Department stores still attempt to connect movies and consumers by ordering specially produced collections inspired by carefully chosen films.

Risky business

Picking box offices hits remains tricky, however, with retailers relying on forecasters and studio marketing departments for clues to which movie will rock the style boat. Period films, with their reinterpretation of the past, tend to have a greater impact than contemporary films.

Bloomingdales fashion director Kal Ruttenstein was confident enough in “Moulin Rouge” to open boutiques offering clothing inspired by the film inside stores in New York, Florida and Los Angeles.

Ruttenstein invited representatives from clothing lines BCBG, Anna Sui, Rebecca Taylor, Skinny Mini, Jessica McClintock and Necessary Objects to a sneak preview of the film, then asked them to design exclusive collections. Popular items include bone corseted evening dresses, petticoats, lingerie and colored fishnet stockings.

The boutique was launched with much fanfare in the Gotham store, with a media blitz involving Nicole Kidman and Ewan McGregor pulling the cord to open the “Moulin Rouge” windows on Lexington Avenue.

Professor Linda Tain of New York’s Fashion Institute of Technology expects “Moulin” to remain a factor in the prom market this year.

Rather than referencing any specific dress, Tain says the look will include “corset seaming, lace in combination with satin or taffeta, fishtail trains and pieces of fabric (godets) inserted in skirts to create flair.”

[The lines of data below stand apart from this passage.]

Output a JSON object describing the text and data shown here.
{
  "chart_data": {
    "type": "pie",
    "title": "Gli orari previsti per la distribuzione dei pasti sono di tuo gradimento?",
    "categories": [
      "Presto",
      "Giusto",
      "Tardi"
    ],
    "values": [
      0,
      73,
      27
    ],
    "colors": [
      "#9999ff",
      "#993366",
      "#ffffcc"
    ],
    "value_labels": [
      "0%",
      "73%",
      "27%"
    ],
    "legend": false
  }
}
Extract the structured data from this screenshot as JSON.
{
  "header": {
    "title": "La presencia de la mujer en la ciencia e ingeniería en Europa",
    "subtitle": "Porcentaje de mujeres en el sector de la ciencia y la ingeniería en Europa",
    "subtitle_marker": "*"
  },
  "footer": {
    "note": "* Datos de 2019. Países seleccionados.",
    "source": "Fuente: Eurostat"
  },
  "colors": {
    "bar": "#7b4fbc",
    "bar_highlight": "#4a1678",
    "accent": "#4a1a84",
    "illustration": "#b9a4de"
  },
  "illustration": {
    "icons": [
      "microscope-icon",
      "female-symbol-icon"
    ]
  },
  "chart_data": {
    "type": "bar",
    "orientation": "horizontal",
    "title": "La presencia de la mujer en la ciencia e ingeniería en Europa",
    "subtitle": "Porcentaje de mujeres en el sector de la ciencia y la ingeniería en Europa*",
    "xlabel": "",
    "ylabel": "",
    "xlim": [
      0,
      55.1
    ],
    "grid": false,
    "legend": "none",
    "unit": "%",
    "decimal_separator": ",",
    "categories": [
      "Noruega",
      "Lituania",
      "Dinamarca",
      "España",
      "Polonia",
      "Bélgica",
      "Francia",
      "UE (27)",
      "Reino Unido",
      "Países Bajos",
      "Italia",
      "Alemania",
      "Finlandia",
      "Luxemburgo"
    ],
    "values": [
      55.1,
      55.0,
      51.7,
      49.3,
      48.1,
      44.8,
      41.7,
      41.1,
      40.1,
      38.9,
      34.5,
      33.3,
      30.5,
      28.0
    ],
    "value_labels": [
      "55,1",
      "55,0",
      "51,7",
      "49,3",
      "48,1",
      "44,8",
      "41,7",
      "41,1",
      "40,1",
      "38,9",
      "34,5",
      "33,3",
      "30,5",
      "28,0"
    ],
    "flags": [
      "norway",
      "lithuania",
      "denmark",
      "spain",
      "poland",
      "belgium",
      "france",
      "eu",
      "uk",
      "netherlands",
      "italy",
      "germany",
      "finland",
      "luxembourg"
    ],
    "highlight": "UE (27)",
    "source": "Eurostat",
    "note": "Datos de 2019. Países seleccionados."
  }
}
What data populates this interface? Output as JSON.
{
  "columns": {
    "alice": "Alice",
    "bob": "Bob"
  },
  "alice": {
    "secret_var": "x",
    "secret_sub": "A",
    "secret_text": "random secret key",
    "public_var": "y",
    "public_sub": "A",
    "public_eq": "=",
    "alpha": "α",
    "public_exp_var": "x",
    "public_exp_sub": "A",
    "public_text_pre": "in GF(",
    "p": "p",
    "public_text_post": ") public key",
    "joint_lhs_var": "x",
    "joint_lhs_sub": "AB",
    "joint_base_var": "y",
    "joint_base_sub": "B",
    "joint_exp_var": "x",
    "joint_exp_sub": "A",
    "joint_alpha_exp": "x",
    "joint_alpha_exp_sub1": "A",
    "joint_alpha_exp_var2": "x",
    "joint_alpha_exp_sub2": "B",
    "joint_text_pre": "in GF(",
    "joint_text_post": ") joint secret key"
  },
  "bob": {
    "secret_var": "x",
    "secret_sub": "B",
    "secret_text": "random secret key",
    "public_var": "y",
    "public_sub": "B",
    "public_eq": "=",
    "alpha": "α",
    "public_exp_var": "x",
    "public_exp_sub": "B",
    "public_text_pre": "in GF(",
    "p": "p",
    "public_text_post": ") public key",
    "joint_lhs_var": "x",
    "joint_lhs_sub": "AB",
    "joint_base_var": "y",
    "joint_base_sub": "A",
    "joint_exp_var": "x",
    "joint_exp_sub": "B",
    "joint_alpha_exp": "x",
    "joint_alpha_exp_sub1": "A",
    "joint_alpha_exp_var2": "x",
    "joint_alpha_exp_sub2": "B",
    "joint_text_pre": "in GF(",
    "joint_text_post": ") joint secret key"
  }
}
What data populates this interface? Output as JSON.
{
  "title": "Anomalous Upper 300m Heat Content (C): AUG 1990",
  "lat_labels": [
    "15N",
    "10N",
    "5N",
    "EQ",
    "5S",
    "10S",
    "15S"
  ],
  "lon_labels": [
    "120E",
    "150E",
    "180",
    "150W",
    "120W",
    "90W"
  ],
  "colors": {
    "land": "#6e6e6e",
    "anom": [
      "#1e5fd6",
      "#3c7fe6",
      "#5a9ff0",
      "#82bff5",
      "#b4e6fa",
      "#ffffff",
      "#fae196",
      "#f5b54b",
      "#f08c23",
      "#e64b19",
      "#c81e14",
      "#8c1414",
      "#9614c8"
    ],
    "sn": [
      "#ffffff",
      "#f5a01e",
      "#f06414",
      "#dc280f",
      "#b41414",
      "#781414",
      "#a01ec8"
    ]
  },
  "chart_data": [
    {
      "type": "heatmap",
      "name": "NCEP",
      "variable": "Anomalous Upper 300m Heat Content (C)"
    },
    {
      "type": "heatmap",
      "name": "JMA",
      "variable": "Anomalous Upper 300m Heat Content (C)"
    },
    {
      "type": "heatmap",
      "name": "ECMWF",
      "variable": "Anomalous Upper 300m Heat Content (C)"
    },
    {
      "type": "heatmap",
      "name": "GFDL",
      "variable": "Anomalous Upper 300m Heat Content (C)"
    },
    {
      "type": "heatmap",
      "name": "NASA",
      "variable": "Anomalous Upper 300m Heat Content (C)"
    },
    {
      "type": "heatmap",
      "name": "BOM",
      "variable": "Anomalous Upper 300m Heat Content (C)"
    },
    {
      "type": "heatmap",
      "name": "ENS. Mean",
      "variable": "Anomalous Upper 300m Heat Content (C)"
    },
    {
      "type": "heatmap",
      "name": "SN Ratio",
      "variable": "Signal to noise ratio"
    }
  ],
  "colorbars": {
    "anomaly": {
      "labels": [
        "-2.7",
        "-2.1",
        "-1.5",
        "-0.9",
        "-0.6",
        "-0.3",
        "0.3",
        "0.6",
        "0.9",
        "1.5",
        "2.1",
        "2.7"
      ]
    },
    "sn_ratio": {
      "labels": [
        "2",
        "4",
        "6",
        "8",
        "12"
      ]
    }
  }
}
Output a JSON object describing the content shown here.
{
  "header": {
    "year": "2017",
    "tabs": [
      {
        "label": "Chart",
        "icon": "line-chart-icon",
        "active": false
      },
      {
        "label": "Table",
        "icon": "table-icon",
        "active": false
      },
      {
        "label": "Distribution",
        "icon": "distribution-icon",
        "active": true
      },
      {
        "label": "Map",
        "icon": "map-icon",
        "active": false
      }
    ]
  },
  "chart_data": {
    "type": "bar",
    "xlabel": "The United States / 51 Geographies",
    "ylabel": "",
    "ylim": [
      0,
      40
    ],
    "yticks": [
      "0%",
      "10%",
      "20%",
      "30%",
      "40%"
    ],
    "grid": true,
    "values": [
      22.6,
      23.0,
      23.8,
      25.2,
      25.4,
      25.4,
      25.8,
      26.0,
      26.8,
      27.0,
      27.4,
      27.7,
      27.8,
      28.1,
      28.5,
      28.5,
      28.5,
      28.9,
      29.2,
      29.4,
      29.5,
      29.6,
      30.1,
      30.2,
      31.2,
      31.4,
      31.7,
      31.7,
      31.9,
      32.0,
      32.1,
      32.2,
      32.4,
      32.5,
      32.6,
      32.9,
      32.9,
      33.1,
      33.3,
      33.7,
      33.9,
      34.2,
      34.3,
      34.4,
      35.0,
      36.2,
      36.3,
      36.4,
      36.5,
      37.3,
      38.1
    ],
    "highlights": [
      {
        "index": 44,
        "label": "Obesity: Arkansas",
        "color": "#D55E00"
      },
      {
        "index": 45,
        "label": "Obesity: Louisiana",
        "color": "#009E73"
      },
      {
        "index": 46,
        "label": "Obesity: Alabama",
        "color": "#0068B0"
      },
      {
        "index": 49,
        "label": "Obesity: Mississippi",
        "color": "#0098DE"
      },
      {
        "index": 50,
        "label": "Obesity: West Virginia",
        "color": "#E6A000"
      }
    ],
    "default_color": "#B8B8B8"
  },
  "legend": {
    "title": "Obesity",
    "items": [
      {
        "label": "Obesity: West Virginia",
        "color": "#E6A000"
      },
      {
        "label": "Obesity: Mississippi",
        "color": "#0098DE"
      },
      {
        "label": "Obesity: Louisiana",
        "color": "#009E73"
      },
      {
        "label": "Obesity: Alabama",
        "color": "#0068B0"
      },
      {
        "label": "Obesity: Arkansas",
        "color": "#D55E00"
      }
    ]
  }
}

Other recent films considered influential include “Gladiator” (ankle-wrapped leather sandals and sheer gauze gowns), “The Royal Tenenbaums” (vintage athletic suits), “Oceans Eleven” (antique Japanese obi fabric for tuxedo vests) and “Gosford Park” (a return to fitted formality).

And capturing the prize for designs that headed straight to the streets are Arianne Phillips’ creations for “Hedwig and the Angry Inch.”

‘Rocky Horror’ redux

Working on a budget of only $25,000, Phillips reimagined thrift store clothes for the film, armed only with a sewing machine, a handful of helpers and a Bedazzler.

Phillips realized the film could become the next “Rocky Horror Picture Show” at a L.A. midnight screening. Hundreds of fans showed up to catch a costume contest featuring men and women bedecked in copies or re-interpretations of clothes Phillips created for John Cameron Mitchell’s rock goddess.

Her costumes seem to have tapped into an ’80s D.I.Y. revival. Phillips has been amazed by fans who have shown up at midnight screenings across the country in hand-crafted get-ups. She attributes their artsy-craftsy use of glue guns, sequins and scissors as a rejection of ’90s “luxury overload.”